When I hear stories about the depression, and I heard many from my old grandma, Nanny, and her sisters, it was rough. After school, their snack would be a little bread, dampened somehow, with a little sugar on top.
But people helped each other. There was a kindness.
With less room for competition (the game pieces were taken away), there is more room for communalism. And so there is.
Frankly, let the swamp be drained. Let Wall Street quake and break. We’ll survive.
I have some ideas:
1)Whatever banks and investment firms are left standing right now, let them take over the other ones. The responsible institutions should be rewarded for staying afloat.

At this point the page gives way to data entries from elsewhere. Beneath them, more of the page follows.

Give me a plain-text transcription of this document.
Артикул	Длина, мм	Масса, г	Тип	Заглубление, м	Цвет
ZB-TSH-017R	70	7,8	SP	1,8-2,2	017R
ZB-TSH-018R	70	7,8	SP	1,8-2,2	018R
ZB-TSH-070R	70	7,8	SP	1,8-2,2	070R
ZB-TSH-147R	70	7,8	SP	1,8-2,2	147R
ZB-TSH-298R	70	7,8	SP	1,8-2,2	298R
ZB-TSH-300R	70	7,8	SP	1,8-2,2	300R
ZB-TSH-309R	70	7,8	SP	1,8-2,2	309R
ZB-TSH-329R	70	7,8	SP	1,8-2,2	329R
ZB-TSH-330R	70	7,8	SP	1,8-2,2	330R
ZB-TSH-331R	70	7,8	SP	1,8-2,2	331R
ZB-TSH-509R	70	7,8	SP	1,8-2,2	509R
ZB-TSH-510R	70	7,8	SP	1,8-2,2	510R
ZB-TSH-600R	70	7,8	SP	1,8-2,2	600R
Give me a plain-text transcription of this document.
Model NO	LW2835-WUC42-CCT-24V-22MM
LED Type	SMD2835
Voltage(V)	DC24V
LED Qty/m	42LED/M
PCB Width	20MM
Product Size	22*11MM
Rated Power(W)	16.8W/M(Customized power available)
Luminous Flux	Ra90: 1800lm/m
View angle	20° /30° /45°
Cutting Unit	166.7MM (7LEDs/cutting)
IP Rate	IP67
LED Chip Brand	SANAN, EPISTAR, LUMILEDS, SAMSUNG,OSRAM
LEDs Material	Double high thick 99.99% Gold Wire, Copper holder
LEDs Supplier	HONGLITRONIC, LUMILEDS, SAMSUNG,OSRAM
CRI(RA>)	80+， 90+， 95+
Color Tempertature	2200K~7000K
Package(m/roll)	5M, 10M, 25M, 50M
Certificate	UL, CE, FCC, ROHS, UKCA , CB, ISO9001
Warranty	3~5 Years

2)Since everyone hates the idea of taxpayers doing this huge bail out of 700 billion big ones, why not get the money from another source? Why not nationalize the oil companies and use their assets to buy these failing institutions?
3)Once the oil companies are destroyed by being nationalized, why not make all future energy exploration (ie: renewables) a utility completely controlled by the government?
What the hell did this country think? That everything was really worth what we thought it was worth? When houses quadruple in value in eight years, doesn’t that sort of smell like speculation? And whenever there has been huge speculation, what has always happened, always?
Capitalism could work if it were highly regulated. But friends, in addition, we need some form of socialism, or at least an amalgam of government and business working very closely together, for education, health, energy and let’s just throw the internet in there, too. At least then, you wouldn’t have to kill yourself, like some slave, in order to be smart, healthy, energetic and able to check your email.
2 comments:
I'm powerless over this economy.... I gotta keep saying that cuz otherwise it makes me nuts...
Either way, this is going to cost me well into 5 figures. I'd rather spend it letting the chips fall where they may. I don't want this bailout. We'll all still make things and sell them to each other. We'll be okay. Let Wall Street stew in its own juice.